Sambil menikmati teh yang dipesan, Ailaa memutuskan untuk menghubungi Jo.

“Hei,” sapa Ailaa sambil mengingat kejadian semalam. Sejujurnya dia sudah lupakan kekesalannya dengan Jo. “Udah makan? Aku lagi di Rise nih.”

“Belum, sih, masih nunggu kepastian klien. Dapat tempat? Aku dengar Rise sekarang penuh terus gara-gara film itu.”

“Dapat, kayaknya emang udah jodoh ngabisin Sabtu ini sendirian di Rise.” Nada suara Ailaa tegas penuh maksud. “Kamu nggak mau mampir ke sini, Jo?”

“Sori ya, kayaknya aku nggak sempat ke sana. Kalau kamu mau ke kantor aku boleh, kok. Aku ada di kantor.”

Ailaa menyerengit. Apa Jo kira aku ini nggak percaya sama dia? Pake nawarin ke kantor segala. “Nggak, aku mau di Rise abis ini langsung pulang.”

“Oh.”

“Maaf udah ganggu kerjaan kamu.
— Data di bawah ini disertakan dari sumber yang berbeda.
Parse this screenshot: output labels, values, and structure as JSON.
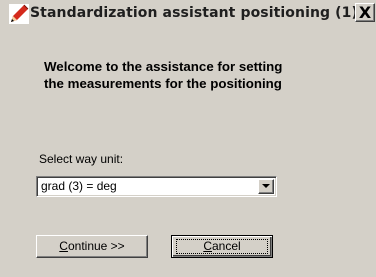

Udah ya, aku tutup.” Ada beberapa kata yang tertahan di mulut dan Ailaa paham kalau kata-kata itu harus tetap dia tahan sampai waktunya tiba.

“Oke.”

It’s okay, Ail... Lo kan udah biasa sama Jo yang kayak gitu. Ailaa mengingat ucapan Martha yang selalu dia dengar kalau sedang membicarakan Jo. Dia memilih mengambil buku dari dalam tas, membacanya hingga rasa jenuh dan rasa ingin pulang ke rumah datang menghampiri.
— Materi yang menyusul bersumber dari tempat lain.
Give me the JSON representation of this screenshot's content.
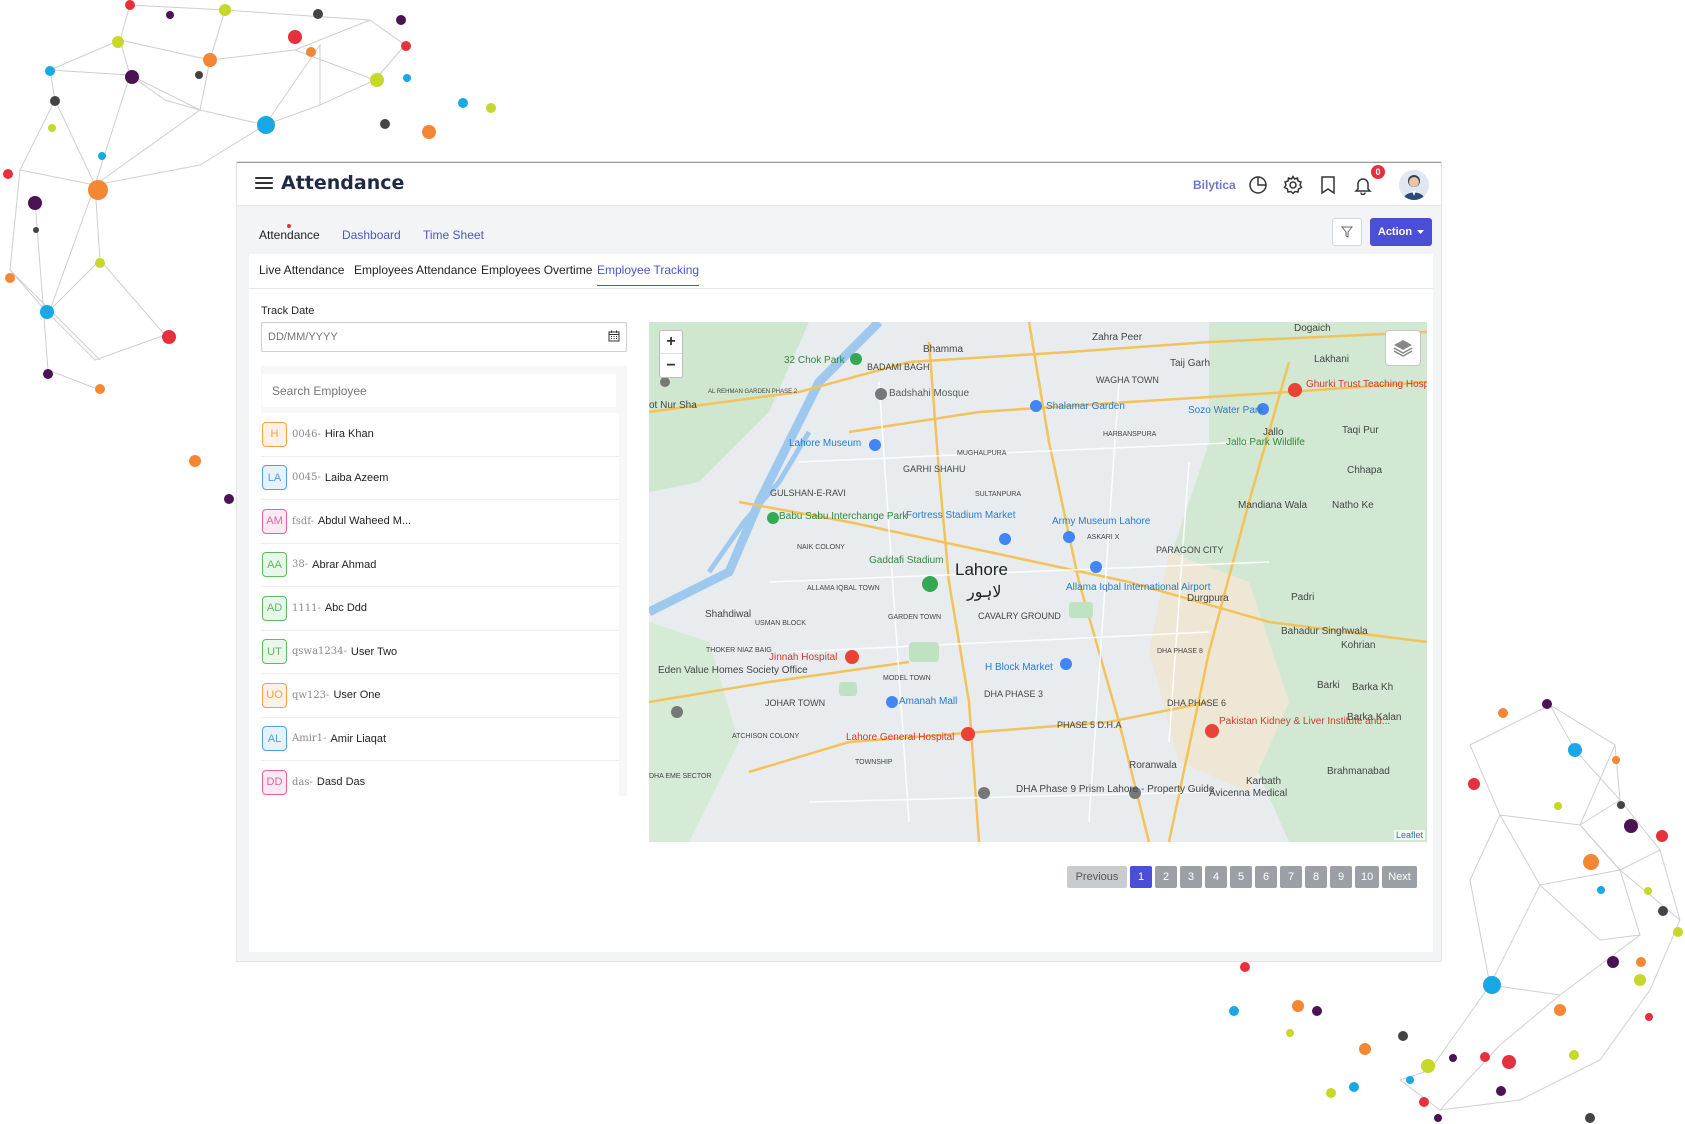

Langit di luar mulai berubah warna dan matahari sudah tidak lagi berada di posisi paling terangnya. Ailaa mengintip jam digital di layar ponsel kemudian merapikan tas, memasukan barang-barang miliknya ke dalam, lalu meminum sisa teh camomile yang hanya tinggal sedikit. Dia bangkit dari duduknya, melambaikan tangan pada Miftah, setelah itu melangkahkan kaki ke pintu. Ailaa berjalan pelan sambil memeriksa tidak ada yang tertinggal, bersiap berjalan ke ujung Jalan Ungu untuk menaiki angkutan umum. Cuaca masih kondusif untuk naik angkutan umum, menurut Ailaa.

Sambil menunggu angkutan umum, Ailaa kembali membuka group chat di ponsel untuk memantau acara reuni yang ingin dibuat oleh teman-temannya.

Deva Ramadhan: Cuy, rapat langsung aja gimana? Yang bisa ikut aja, nggak usah semua.

Marlo Wicaksana: Sorry, baru muncul. Gue tunggu jadwal rapatnya, kalau pas di waktu kosong, gue ikut.

Ailaa menelan ludah, pikirannya sibuk. Dengan hati-hati dia menekan layar ponsel, huruf demi huruf, merangkai kata yang berkali-kali dia hapus kembali dan kemudian rangkai kembali. Setelah membaca ulang hasil ketikan, dia menekan tombol ‘send’.

Ailaa Leswara: Halo, kalian apa kabar? Aku baru sempat buka grup nih. Hehe.

Sekian menit berlalu dan angkutan umum yang harusnya dinaiki Ailaa ikut berlalu. Ailaa menggigit bibir, menahan perasaannya yang campur aduk. Tidak ada balasan apa pun dari Marlo, melainkan hanya teman-teman lain yang menyambutnya. Dia menghela napas panjang, lalu memasukan ponsel ke dalam tas kembali.

Apa yang sebenarnya kamu harapkan, Ail?